Ultimamente venho recebendo telefonema e imeio de vendedores, de várias
provedoras, apelando preu mudar de provedor. Várias operadoras. E se estou
querendo fechar com algum, vem outro encima, querendo passar encima do colega,
criando até clima de mistério. Uma pediu, por misericórdia, porque precisava da
comissão pra pagar o colégio da filha. Um oferece um plano porque outro preferiu
vender outro plano, mais caro. Então o careiro se arrepende e tenta tomar o
cliente do outro... Mais parece uma novela radiofônica. Decerto a coisa tá tão
feia que já estão se matando. Ou algum cliente psicopata, revoltado com o
onipresente maquiavelismo dos vendedores. Taí: Se, algum dia, eu virar
psicopata, serei serial de vendedor ou de crente que prega porta-a-porta.
— Pior que
vendedor só advogado mesmo.
— Então os
principais suspeitos são concorrentes, seja da empresa ou da concorrência!
— Se bem que
se fosse só por concorrência acirrada os vendedores de bujão de gás já teriam
se matado de vez. Garagem de carro usado, então...
— É que o
mundo desses vendedores é de intensa competitividade. Ganham pouco e são muito
pressionados a cumprir meta. E as empresas... — Disse Gláuder.
— As empresas
vivem dando rasteira nos clientes. As que têm provedor de linha e provedor de
acesso, uma manda ligar à outra quando há problema de conexão. Gláuder, contes
aquela da BR-Turco.
— É que há uma
contestação judicial de que é ilegal se ter de pagar dois provedores pra se ter
o mesmo acesso. E o pior é que a mesma empresa opera em ambos lados, fingindo
ser empresas diferentes. Quando reclamamos juram, de pé-junto, que não são a
mesma empresa. Mas dia desses liguei à Brasil-Telecão e a atendente se
atrapalhou: Alô,
BR-Turco. Não! Quer dizer, Brasil-Telecão!
— Quá quá quá
quá!
— O caso é que
temos de resolver logo, antes que a imprensa saiba.
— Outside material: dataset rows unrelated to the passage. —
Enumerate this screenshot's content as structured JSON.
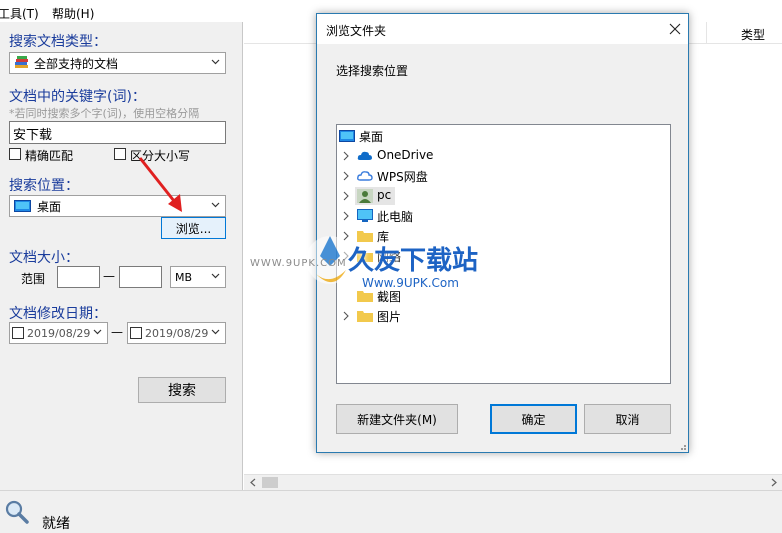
{
  "menu": {
    "tools": "工具(T)",
    "help": "帮助(H)"
  },
  "left": {
    "doc_type_label": "搜索文档类型：",
    "doc_type_value": "全部支持的文档",
    "keyword_label": "文档中的关键字(词)：",
    "keyword_hint": "*若同时搜索多个字(词)，使用空格分隔",
    "keyword_value": "安下载",
    "exact_match": "精确匹配",
    "case_sensitive": "区分大小写",
    "location_label": "搜索位置：",
    "location_value": "桌面",
    "browse_button": "浏览...",
    "size_label": "文档大小：",
    "range_label": "范围",
    "range_dash": "—",
    "size_unit": "MB",
    "date_label": "文档修改日期：",
    "date_from": "2019/08/29",
    "date_to": "2019/08/29",
    "date_dash": "—",
    "search_button": "搜索"
  },
  "results": {
    "type_column": "类型"
  },
  "status": {
    "text": "就绪"
  },
  "dialog": {
    "title": "浏览文件夹",
    "prompt": "选择搜索位置",
    "tree": [
      {
        "label": "桌面",
        "icon": "desktop-icon",
        "has_chevron": false
      },
      {
        "label": "OneDrive",
        "icon": "cloud-icon",
        "has_chevron": true
      },
      {
        "label": "WPS网盘",
        "icon": "cloud-outline-icon",
        "has_chevron": true
      },
      {
        "label": "pc",
        "icon": "user-icon",
        "has_chevron": true
      },
      {
        "label": "此电脑",
        "icon": "computer-icon",
        "has_chevron": true
      },
      {
        "label": "库",
        "icon": "folder-icon",
        "has_chevron": true
      },
      {
        "label": "网络",
        "icon": "folder-icon",
        "has_chevron": true
      },
      {
        "label": "截图",
        "icon": "folder-icon",
        "has_chevron": false
      },
      {
        "label": "图片",
        "icon": "folder-icon",
        "has_chevron": true
      }
    ],
    "new_folder_button": "新建文件夹(M)",
    "ok_button": "确定",
    "cancel_button": "取消"
  },
  "watermark": {
    "brand": "久友下载站",
    "url_left": "WWW.9UPK.COM",
    "url_right": "Www.9UPK.Com"
  },
  "colors": {
    "label_blue": "#1a3c9c",
    "dialog_border": "#2a7ab0",
    "ok_border": "#0078d7",
    "arrow_red": "#e02020"
  }
}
Mas estamos mais perdidos
que forasteiro procurando endereço em Campo Grande. — Disse Gláuder.
— O jeito é ir
entrevistar o pessoal e bancar o durão, dando carteirada, ou seja, mostrando o
distintivo, igual nos CSI gringos.
Ciro já foi
rindo:
— Quá quá quá!
No Brasil, se bancar o durão logo vem o direito humano reclamar. E se der
carteirada teremos de perder uma hora com cada entrevistado, até ele verificar
se é verdadeira.
— Pois é. Mas
temos de tentar. Vamos-lá!
2
Cibervendedores
Começaram
visitando os colegas e parentes das vítimas, procurando um fio-da-meada. Mas
nada. Ninguém se incriminava, mesmo odiando tanto o emprego.
O pessoal ceessiense
estava desanimado.
Gláuder estava
cogitando recorrer à experiência de Ciro em câmera escondida porque faz tempo
que luta pra afastar Lígia legista do espiritismo.
— Ô, Ciro! É
que estamos mal de equipamento. Até de treinamento. E Lígia já quer fazer
sessão pra achar uma pista. Tens experiência em esconder câmera no vestiário
das garotas no clube do sindicato. Na internete és craque em se fazer passar
por uma garota nas conversas em rede, com câmera, e ficar amiga, até a convencer a outra a fazer um estripe prà ensinar a
fazer pro namorado.
— Tá bom, tá
bom! Não espalhes! Puxa! Acho que é por isso que Mário não me dá o correios das
amigas.
— Depois
daquela cantada na sobrinha...
— Foi mal, foi
mal...
Apareceu
Natália com maço de papel na mão.
— Relatórios
de Lígia legista e de Peri perito.
— Peri?
— É um
trocadilho. Não tem Peri na equipe.
— Não tem
impressão digital nos cenários de crime.
— Ai! Com
nossa falta de verba, digital só o dedo no teclado e impressão só vaga
impressão, nenhuma certeza.
— Todas as
vítimas eram vendedores de provedor internético, que disputavam promoção de
cargo. Mas o caso é que as vítimas são de todas as empresas que operam aqui.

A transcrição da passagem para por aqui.